Las “autoridades” estatales han dicho que esto se debe a una situación “atípica”; circunstancia totalmente inaceptable, porque la violencia y los asesinatos no debieran ser caso “típico”; mucho menos es racional decir que es “atípica”.  El caso es que durante los últimos años los chihuahuenses nos estamos enfrentando a esta ola de violencia “atípica” en la que las “autoridades” sí están protegidas por guardaespaldas pagados con los impuestos de la ciudadanía.

Desde hace mucho tiempo, y en reiteradas ocasiones, el gobierno estatal ha dicho que se compromete a recuperar la paz social que se ha quebrantado por el actuar de la delincuencia organizada; de la misma forma, ha dicho que se compromete a esclarecer todos los homicidios ocurridos en el estado.  Lo único que se puede decir al respecto, es que le apuren porque ya se les están amontonando y aún no vemos resultados que indiquen la existencia plena de una voluntad y sobre todo, de la eficacia para hacerlo.

Mientras que estamos en espera de eso, los chihuahuenses seguimos escuchando, viendo y leyendo que lamentan, reprueban y condenan los asesinatos.

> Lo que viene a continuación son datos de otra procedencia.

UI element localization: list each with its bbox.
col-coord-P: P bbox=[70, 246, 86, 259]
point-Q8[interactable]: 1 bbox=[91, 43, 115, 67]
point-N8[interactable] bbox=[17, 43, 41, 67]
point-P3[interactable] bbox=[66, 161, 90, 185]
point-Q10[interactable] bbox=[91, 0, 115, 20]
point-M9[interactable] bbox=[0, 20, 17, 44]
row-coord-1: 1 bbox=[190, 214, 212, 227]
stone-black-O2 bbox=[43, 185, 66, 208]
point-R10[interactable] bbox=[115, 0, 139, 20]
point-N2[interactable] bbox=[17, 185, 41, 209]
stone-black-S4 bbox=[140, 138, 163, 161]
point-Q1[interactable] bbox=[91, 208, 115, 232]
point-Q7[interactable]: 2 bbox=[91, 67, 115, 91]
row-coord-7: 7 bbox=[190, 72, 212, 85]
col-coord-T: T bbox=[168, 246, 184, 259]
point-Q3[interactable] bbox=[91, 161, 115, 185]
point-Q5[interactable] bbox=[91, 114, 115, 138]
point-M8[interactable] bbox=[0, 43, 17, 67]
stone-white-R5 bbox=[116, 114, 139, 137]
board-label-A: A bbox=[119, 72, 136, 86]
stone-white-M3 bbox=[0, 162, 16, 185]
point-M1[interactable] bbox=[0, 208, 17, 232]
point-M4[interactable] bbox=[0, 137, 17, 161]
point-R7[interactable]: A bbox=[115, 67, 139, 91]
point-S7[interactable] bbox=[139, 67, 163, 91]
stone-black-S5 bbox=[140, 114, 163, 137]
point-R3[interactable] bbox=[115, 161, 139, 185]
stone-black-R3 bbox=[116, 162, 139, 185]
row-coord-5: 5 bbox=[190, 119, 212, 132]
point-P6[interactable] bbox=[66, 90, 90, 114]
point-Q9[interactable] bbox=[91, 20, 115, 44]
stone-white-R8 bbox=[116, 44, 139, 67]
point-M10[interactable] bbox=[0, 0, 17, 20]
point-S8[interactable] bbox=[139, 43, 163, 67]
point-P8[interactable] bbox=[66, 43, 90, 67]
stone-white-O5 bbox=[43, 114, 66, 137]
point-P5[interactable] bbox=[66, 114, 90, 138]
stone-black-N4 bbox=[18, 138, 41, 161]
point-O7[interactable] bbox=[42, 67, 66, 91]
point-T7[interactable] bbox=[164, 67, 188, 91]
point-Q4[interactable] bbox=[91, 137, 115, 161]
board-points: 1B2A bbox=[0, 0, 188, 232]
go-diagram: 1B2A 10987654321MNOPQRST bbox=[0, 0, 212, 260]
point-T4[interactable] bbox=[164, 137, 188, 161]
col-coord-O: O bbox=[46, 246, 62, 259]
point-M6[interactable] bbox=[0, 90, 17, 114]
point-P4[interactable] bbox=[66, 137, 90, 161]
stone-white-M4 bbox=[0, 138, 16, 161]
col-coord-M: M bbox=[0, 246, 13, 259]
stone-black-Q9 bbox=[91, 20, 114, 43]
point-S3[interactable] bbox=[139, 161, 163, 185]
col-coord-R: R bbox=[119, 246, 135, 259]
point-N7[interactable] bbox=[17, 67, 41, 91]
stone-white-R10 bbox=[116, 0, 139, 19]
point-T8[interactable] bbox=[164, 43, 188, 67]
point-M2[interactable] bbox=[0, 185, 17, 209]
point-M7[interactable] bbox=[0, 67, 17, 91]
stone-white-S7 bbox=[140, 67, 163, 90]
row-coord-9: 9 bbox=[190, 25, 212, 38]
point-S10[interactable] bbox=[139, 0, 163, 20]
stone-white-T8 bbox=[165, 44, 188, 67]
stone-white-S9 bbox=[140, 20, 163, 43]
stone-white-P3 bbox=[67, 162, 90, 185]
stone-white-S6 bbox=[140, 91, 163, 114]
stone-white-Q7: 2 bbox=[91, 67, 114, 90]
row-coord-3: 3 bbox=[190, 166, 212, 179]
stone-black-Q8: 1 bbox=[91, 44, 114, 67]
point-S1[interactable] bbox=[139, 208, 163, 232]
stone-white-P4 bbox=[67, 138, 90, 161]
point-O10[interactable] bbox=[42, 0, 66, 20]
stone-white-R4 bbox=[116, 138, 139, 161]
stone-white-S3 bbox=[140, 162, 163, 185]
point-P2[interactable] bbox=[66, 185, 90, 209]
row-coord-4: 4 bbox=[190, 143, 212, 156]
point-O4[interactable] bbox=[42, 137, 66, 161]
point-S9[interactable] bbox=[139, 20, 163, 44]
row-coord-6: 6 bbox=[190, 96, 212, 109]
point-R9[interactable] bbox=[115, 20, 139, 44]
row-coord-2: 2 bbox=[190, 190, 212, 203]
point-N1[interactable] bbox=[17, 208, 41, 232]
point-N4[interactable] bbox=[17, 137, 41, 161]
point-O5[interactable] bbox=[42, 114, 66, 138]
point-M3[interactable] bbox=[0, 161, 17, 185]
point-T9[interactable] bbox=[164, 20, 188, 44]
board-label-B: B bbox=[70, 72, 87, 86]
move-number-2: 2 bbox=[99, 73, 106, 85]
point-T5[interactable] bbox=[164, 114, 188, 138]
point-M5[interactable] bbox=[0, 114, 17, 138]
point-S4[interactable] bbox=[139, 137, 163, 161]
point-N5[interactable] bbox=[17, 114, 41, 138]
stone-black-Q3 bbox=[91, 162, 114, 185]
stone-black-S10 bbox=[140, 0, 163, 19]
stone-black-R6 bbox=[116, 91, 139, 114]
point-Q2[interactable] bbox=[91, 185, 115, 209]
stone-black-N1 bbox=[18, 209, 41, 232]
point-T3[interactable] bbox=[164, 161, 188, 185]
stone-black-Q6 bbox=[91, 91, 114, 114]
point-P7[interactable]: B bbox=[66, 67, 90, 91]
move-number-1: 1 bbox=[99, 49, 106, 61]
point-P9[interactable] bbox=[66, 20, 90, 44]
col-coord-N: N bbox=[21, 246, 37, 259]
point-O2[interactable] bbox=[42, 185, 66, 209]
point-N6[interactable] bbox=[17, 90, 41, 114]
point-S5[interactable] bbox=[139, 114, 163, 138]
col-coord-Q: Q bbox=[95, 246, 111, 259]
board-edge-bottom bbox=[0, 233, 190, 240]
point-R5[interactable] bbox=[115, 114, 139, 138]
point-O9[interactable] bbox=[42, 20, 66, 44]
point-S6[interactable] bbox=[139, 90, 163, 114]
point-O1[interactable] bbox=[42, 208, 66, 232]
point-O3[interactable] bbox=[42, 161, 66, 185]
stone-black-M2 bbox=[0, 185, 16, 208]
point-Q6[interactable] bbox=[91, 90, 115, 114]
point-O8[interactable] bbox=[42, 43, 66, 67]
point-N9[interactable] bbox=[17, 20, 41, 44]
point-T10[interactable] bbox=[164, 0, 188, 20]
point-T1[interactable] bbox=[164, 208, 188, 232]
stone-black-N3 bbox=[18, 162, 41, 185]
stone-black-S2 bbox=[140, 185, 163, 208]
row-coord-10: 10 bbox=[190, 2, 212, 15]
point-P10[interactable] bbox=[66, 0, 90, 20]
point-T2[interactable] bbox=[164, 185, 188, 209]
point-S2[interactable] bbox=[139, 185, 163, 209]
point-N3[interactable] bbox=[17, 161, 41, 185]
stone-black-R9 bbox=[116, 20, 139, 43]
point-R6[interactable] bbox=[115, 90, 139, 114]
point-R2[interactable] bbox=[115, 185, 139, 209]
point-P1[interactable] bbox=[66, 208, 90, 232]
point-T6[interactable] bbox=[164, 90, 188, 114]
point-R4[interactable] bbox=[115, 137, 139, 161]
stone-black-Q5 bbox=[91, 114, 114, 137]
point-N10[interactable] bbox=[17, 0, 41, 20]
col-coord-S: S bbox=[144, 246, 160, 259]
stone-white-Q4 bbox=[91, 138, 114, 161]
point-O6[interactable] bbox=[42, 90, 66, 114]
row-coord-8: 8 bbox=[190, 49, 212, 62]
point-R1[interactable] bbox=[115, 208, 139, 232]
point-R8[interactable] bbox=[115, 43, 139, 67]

Sinceramente la ciudadanía no necesita que condenen ni que reprueben de manera verbal o a través de comunicados de prensa; mucho menos necesitamos que se lamenten porque hay miles de familias que ya lo hacen mucho más que ellos al ver morir a sus seres queridos sin que tengan una respuesta por parte de las “autoridades competentes”.

Lo que la ciudadanía demanda son acciones concretas para que esto termine, para que la impunidad –que ya es cosa típica en nuestro Estado-- no siga alimentando a esa ola de violencia y para que la justicia en verdad se haga presente en nuestro estado; es urgente que los funcionarios asuman sus responsabilidades para que los chihuahuenses dejemos de ver gente muerta.

Finalizo en esta ocasión con una frase del poeta, prosista y clérigo John Done: “La muerte de cualquier hombre me disminuye, porque yo formo parte de la humanidad; por tanto nunca mandes a nadie a preguntar por quién doblan las campanas: doblan por ti”.